Fábrica de mim

Me sinto péssima comparando meu trabalho como escritora a produtos e a linhas de produção, mas afinal, criar também é produzir
Ilustração: Joana Velozo
01/12/2020

Às vezes me sinto como uma fábrica cuja matéria-prima, máquinas, operários e diretoria sou eu mesma. Não posso fazer greve e reclamar das regras autoritárias nem do salário baixo. Por outro lado, também não posso me demitir quando meu trabalho sai malfeito. É uma situação de co-dependência insustentável. Alguém me escreve fazendo uma encomenda e lá vou eu acionar as máquinas para que elas comecem a trabalhar, inserindo os materiais nos devidos encaixes, girando a manivela ou acionando os motores, quando não alguns chips cujo funcionamento eu desconheço, mas que realizam sua tarefa mesmo assim. Na maioria das vezes, o resultado é padrão: objeto para consumo imediato, cumpridor de sua função, servindo para o que se destina. Outras vezes, sai um carrinho usado, meio abalroado, mas com uma pintura aqui e ali, que disfarça as trombadas e o carro anda bem. Mais raro é o produto acima das expectativas, com ótimo acabamento e materiais de primeira linha.

Me sinto péssima comparando meu trabalho como escritora a produtos e a linhas de produção. É tudo o que repudio e se escolhi ser escritora, entre outras coisas, foi inclusive para me afastar do mundo perverso das mercadorias.

Justamente por isso, talvez, me canso de ser eu mesma a fonte do que produzo e esse termo é inevitável. Afinal, criar também é produzir, já dizia a etimologia de poesia (fazer, fabricar) que na Grécia Antiga era aplicada igualmente a sapateiros e escultores. O tempo e a história foram separando a arte útil da arte inútil, mas as duas continuam guardando semelhanças e um sapateiro cria tanto quanto um escritor fabrica.

Nessas vezes, sinto como se carregasse uma mala pesada, um fardo de materiais: são tantas palavras, frases, formulações; é tanta ideia, reflexão, comentário; é tanto personagem, enredo, trama e uma vontade de me desfazer de tudo. Na primeira lixeira que encontrar, descarregar tudo, arejar a trouxa e sair por aí silenciosa e silenciando.

Como poderia escrever um texto que não dissesse nada, nem mesmo esse nada que ele não dissesse? E que, ainda assim, esse nada não remetesse a um protesto nem a uma denúncia, mas fosse o nada só, o nada limpinho, vazio até de si?

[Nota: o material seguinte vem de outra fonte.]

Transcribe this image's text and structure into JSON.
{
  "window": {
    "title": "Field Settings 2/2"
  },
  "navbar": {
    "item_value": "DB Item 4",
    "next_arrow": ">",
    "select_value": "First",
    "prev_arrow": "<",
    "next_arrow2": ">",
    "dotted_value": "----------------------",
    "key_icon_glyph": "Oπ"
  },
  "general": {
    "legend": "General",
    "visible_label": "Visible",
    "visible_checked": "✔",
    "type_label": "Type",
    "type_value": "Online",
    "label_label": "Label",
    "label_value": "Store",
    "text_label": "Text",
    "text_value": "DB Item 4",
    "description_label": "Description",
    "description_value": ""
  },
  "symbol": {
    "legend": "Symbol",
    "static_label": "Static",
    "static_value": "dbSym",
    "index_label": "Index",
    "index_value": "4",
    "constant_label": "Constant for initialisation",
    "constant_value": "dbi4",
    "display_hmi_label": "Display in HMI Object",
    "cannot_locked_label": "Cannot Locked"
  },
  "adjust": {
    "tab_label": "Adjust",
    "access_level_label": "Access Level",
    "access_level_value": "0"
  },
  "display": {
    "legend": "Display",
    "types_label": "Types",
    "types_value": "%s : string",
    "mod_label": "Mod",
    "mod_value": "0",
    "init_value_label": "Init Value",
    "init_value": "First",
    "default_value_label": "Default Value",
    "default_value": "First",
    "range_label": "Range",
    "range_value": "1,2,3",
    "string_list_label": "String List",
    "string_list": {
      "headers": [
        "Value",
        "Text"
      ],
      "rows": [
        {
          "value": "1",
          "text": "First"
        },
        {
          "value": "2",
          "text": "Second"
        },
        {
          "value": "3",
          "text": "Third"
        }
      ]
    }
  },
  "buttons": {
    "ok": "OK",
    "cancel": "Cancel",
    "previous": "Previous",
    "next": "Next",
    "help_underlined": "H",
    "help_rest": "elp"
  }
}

O silêncio gritado de Samuel Beckett não é o que busco, porque ele mata. O silêncio da flor que só diz da própria flor, sem remeter à flor dos campos, de João Cabral, também ainda não é. O de Alberto Caeiro, cujas palavras se igualam ao som dos rios e ao vento das campinas nunca me convenceu. Talvez o de Natalia Ginzburg, em Léxico familiar, que diz tanto sem dizer quase nada e que usa as palavras de forma não premeditada, como se elas surgissem iguais a uma concha envolvendo um molusco. Quis falar sobre o silêncio de Ginsburg e já inventei uma metáfora ruim. Falo para os meus alunos escreverem menos bonito, para cortarem todas as frases muito lindas que encontrarem em seus textos. Essas frases falam mais de quem escreve do que aquilo que se está por escrever.

Escrever mal é um dos meus sonhos. Mas não mal de forma que ninguém goste, que o texto atrapalhe e estrague a leitura. O contrário, na verdade. Queria escrever uma coisa pobre e feia, como uma menininha que encontrei na rua e que procurava alguma coisa perdida no chão. Como um resto de papel de bala jogado na sarjeta ou um resto de pipoca esmagada num degrau. Mas não consigo. Tenho tanta história nas costas, experiência de ensinar e traduzir sentidos, tantos sinônimos para tudo, que perdi minha pobreza.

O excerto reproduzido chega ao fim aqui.